Meine Meinung: Die deutsche Automobilindustrie könnte nicht, sondern sie WIRD bereits mit voller Wucht an die Wand gefahren. Und nicht nur die Industrie, sondern natürlich auch der Vertrieb bzw. Handel. Da ich gerade ein wenig nach einem neuen Fahrzeug suche, bekommt man von den Autohändlern auch die ein oder andere Information. Nachdem ja vor kurzem noch von den Medien berichtet wurde, dass Porsche seinen Vertrieb in Deutschland aufgrund jetzt schon unerreichbaren CO2-Untergrenzen faktisch eingestellt hat (wie ist hier eigentlich der aktuelle Stand der Dinge?), erfuhr ich durch ein Telefonat mit Dacia Deutschland, dass wohl auch bei diesen bis auf Weiteres kein Neufahrzeug ausgeliefert wird. Als ich mich bei Toyota umschaute, bekam ich von einem Verkäufer die gleiche Aussage; gehört oder gelesen hatte ich bis dato nichts davon. Im Grunde genommen sollte ich mein jetziges Auto wirklich so lange fahren, bis es auseinanderfällt und dann nie wieder. Der Individualverkehr soll zum Erliegen kommen, denn dieser stört in seiner jetzigen Form gewaltig bei der Umsetzung des autonomen Fahrens. Gleichzeitig wird sich dieses dann aber nur noch irgendeine Elite leisten können (oder wollen?). Als nächstes werden dann wohl analoge Fahrräder udgl. zum Teufel gejagt und zum guten Schluss erhält jeder einen RFID-Chip eingepflanzt (in Schweden soll das ja bereits extrem hip sein). Erst wenn der letzte analoge Mensch verschwunden ist, werdet ihr merken, dass ihr euer Bewegungsprofil nicht mehr verbergen könnt (und nicht nur das!)!

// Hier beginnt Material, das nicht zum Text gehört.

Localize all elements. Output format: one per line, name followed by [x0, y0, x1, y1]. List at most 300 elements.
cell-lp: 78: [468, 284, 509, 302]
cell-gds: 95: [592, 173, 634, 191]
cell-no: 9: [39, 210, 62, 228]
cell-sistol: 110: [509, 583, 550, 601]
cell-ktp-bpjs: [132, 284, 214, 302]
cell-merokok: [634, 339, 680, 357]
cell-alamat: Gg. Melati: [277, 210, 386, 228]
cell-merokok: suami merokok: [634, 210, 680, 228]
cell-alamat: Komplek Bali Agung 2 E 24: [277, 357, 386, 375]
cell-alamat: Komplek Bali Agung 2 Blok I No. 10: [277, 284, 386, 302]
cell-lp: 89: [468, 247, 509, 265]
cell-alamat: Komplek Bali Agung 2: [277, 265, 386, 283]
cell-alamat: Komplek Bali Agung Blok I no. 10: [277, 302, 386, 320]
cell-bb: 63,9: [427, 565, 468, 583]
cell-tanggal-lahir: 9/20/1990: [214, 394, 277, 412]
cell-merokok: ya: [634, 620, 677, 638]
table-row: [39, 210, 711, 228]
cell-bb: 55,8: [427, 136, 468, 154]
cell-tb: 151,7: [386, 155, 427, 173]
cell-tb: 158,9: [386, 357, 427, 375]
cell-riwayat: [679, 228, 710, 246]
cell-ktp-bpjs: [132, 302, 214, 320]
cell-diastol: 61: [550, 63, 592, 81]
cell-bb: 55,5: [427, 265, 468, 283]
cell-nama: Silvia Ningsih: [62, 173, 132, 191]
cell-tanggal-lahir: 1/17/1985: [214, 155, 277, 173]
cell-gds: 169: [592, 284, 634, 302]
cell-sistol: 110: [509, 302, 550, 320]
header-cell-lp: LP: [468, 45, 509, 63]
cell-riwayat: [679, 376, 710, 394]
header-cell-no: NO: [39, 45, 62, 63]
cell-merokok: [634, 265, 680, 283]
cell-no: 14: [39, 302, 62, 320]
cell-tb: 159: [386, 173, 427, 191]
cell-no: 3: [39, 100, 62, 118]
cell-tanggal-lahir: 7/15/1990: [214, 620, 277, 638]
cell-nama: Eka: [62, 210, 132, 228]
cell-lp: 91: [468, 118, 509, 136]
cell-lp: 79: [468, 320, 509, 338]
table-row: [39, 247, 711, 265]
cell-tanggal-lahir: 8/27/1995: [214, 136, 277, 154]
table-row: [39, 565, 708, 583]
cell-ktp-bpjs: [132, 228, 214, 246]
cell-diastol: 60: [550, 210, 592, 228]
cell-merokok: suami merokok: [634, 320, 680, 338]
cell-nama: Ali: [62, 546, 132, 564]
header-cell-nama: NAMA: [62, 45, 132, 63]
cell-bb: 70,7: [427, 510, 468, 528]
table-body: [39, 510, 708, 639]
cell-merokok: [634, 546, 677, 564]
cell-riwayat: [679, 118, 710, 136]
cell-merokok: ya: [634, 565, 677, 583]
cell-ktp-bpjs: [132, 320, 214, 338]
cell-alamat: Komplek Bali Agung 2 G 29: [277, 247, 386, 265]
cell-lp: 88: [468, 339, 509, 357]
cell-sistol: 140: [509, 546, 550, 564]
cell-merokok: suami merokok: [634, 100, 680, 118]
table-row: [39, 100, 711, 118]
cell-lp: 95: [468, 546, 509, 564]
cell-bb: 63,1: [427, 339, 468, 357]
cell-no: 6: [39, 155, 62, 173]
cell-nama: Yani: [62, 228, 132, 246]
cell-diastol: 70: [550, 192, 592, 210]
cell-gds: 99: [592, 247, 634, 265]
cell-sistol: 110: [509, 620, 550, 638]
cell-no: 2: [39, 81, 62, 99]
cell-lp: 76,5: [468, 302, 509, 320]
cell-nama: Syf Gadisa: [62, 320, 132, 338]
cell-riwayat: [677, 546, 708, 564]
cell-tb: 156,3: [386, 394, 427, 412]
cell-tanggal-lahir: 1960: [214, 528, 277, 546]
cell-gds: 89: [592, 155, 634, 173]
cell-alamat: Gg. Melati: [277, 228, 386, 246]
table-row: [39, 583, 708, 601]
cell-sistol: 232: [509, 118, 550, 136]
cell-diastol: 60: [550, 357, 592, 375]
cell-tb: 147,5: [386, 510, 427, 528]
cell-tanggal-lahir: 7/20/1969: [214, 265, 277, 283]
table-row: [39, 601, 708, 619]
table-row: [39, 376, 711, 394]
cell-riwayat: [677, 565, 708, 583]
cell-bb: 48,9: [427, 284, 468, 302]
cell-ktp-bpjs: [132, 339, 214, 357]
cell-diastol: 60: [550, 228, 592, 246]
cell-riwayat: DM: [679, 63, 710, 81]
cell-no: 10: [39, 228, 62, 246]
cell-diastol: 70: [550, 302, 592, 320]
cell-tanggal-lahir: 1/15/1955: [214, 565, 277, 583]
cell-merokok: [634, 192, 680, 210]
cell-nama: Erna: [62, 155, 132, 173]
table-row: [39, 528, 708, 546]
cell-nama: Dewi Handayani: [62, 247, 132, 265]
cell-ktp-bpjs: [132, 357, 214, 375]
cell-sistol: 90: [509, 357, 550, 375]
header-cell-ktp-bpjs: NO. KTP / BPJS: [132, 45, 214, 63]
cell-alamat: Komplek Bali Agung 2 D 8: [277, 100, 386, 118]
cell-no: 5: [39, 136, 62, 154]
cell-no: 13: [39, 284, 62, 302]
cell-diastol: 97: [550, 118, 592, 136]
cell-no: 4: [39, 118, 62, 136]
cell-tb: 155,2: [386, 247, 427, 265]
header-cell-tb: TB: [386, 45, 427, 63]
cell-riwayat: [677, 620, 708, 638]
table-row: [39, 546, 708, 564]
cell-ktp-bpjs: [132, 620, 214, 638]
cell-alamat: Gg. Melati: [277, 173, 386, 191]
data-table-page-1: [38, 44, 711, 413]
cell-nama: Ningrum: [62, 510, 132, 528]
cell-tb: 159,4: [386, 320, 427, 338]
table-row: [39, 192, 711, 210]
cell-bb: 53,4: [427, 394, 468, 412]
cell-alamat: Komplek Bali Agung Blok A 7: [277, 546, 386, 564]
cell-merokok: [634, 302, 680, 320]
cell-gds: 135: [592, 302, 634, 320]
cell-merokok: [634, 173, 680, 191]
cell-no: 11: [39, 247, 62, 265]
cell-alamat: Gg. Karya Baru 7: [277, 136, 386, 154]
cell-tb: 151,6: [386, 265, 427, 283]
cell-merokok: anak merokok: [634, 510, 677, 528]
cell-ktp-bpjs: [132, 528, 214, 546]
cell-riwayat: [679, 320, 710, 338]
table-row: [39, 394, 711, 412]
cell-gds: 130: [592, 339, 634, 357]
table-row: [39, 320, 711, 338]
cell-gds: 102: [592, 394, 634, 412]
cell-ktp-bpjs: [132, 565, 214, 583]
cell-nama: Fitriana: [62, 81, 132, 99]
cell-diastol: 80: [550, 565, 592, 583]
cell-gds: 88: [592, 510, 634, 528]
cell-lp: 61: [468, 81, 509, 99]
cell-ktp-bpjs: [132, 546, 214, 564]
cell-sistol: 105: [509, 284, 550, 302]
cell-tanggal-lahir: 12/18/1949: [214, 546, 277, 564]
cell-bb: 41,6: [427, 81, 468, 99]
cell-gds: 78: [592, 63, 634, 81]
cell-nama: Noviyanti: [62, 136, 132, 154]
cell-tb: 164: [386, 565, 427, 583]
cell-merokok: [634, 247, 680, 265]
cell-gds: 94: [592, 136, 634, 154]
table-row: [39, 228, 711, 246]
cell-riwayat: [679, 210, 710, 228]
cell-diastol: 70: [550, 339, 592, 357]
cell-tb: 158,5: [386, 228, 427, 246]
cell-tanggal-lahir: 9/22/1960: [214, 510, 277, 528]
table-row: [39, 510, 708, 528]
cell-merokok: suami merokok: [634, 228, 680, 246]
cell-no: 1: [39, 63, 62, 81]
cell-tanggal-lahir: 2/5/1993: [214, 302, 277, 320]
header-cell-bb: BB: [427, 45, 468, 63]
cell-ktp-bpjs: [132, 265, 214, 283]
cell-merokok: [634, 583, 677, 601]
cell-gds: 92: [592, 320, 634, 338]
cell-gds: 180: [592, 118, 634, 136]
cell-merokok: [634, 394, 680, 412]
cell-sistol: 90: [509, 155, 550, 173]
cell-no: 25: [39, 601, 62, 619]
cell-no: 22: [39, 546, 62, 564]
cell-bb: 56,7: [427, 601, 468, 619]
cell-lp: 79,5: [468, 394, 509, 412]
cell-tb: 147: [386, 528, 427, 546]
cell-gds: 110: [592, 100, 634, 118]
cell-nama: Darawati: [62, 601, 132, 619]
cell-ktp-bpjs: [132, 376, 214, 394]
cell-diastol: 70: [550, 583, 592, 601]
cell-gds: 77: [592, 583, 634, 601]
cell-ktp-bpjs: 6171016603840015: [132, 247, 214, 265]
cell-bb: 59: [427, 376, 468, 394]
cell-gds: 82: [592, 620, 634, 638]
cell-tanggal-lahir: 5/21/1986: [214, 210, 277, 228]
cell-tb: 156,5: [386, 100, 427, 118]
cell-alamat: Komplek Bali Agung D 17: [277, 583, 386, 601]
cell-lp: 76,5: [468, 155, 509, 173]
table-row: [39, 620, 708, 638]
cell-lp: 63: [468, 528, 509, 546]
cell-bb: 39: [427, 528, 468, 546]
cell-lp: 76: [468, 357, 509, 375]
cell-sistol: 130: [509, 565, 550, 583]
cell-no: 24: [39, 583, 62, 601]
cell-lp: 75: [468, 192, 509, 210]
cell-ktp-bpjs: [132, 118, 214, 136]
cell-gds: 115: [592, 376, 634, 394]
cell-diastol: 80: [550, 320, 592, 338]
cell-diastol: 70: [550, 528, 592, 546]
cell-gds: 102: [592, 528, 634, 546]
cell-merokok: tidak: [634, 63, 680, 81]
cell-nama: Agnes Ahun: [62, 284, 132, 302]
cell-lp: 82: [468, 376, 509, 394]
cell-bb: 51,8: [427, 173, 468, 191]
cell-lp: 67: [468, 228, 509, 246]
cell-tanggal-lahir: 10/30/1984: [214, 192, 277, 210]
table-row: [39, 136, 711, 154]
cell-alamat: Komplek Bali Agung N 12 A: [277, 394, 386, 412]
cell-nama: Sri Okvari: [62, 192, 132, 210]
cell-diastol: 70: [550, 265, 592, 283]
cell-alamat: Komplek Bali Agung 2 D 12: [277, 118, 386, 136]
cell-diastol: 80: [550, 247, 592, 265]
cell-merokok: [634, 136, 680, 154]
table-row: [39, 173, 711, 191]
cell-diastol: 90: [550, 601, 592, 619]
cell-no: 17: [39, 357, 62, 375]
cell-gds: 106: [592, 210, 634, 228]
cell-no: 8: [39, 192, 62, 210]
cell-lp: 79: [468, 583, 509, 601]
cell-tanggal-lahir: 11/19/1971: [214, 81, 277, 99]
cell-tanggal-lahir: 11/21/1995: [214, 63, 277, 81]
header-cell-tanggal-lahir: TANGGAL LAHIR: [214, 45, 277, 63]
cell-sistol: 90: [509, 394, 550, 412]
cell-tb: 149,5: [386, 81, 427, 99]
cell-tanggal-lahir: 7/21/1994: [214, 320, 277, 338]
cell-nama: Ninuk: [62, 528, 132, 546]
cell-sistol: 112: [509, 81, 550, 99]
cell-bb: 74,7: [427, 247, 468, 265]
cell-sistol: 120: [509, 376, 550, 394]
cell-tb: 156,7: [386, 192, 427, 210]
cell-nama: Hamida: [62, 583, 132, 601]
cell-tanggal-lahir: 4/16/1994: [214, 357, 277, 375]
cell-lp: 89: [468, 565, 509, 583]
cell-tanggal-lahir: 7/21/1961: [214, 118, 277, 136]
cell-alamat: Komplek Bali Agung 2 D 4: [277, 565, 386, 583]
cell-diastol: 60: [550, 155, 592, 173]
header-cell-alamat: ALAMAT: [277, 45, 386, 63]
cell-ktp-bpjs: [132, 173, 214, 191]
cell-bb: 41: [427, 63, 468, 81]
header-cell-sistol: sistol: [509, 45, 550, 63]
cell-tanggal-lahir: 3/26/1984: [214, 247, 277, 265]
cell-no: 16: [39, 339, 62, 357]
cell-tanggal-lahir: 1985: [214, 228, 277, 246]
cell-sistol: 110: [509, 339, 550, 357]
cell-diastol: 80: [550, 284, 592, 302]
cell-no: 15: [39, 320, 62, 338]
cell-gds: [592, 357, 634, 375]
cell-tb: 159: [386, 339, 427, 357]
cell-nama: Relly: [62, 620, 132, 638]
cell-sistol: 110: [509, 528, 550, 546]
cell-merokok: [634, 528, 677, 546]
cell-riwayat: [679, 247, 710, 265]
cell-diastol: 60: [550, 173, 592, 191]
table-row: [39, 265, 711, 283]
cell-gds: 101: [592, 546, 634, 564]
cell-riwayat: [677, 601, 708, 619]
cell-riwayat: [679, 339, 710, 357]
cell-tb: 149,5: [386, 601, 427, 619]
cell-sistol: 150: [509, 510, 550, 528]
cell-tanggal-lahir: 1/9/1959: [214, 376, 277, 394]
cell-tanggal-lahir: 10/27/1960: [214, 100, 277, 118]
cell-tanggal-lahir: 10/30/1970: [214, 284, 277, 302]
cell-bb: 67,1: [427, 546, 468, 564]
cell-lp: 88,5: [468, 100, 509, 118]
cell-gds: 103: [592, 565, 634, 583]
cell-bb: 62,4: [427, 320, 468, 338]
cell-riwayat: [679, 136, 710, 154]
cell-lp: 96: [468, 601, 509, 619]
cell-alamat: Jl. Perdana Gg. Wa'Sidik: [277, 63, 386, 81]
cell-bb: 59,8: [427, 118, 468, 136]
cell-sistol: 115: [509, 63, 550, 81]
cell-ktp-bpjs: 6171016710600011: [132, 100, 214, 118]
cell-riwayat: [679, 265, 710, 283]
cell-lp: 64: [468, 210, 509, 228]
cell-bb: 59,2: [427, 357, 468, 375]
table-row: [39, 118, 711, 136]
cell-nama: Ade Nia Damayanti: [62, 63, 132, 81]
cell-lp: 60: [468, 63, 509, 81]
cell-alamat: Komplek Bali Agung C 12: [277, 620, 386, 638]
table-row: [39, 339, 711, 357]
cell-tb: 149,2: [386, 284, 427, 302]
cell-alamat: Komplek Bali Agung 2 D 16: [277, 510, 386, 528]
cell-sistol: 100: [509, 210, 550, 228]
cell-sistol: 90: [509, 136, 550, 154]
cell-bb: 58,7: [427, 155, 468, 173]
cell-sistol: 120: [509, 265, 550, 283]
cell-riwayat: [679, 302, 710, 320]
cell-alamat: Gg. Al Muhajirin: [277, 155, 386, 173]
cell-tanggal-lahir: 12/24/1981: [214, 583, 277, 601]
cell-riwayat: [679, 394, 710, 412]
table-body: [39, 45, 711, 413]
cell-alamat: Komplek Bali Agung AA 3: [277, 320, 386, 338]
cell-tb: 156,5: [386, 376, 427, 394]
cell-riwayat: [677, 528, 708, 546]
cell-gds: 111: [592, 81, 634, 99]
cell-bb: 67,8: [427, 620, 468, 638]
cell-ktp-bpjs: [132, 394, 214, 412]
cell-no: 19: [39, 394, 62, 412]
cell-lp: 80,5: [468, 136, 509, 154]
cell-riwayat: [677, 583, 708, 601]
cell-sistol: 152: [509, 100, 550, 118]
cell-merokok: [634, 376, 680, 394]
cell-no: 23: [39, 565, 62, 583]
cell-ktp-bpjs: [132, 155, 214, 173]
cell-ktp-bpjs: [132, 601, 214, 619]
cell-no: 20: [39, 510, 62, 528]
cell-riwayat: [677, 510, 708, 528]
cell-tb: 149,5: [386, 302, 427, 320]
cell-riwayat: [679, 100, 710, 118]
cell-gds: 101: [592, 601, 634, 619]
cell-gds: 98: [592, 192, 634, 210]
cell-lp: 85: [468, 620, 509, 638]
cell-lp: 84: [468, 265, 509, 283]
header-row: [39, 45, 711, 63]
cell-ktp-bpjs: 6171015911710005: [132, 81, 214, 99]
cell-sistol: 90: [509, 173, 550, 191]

Immo Sennewald / 24.06.2018

Brillante Glosse - mein Sonntag ist gerettet, immerhin. Deutschland, Europa und die Welt hingegen werden weiter auf Frau Merkel hoffen müssen, die demnächst den Grünen eine erfahrene und unersetzliche Vor-aus-sitzende sein wird. Dann wird die Rettung von allem alternativlos. Und Dirk Maxeiner erklärt, warum. Danke für den Hinweis übrigens, dass und inwiefern Kenntnisse von Naturwissenschaft und Technik einen leicht an die Seite der falschen Leute bringen können. Ich habe das in der DDR schonmal erlebt, weiß also einiges über Flüchtlingsschicksale einst, jetzt und in Zukunft.

Heiko Wöhr / 24.06.2018

Bin begeistert von Ihrem Artikel! Dramaturgie, fatalistischer Gleichmut und Humor. So versuche ich die Tage zu bewältigen. Die letzen Tage der Aufklärung.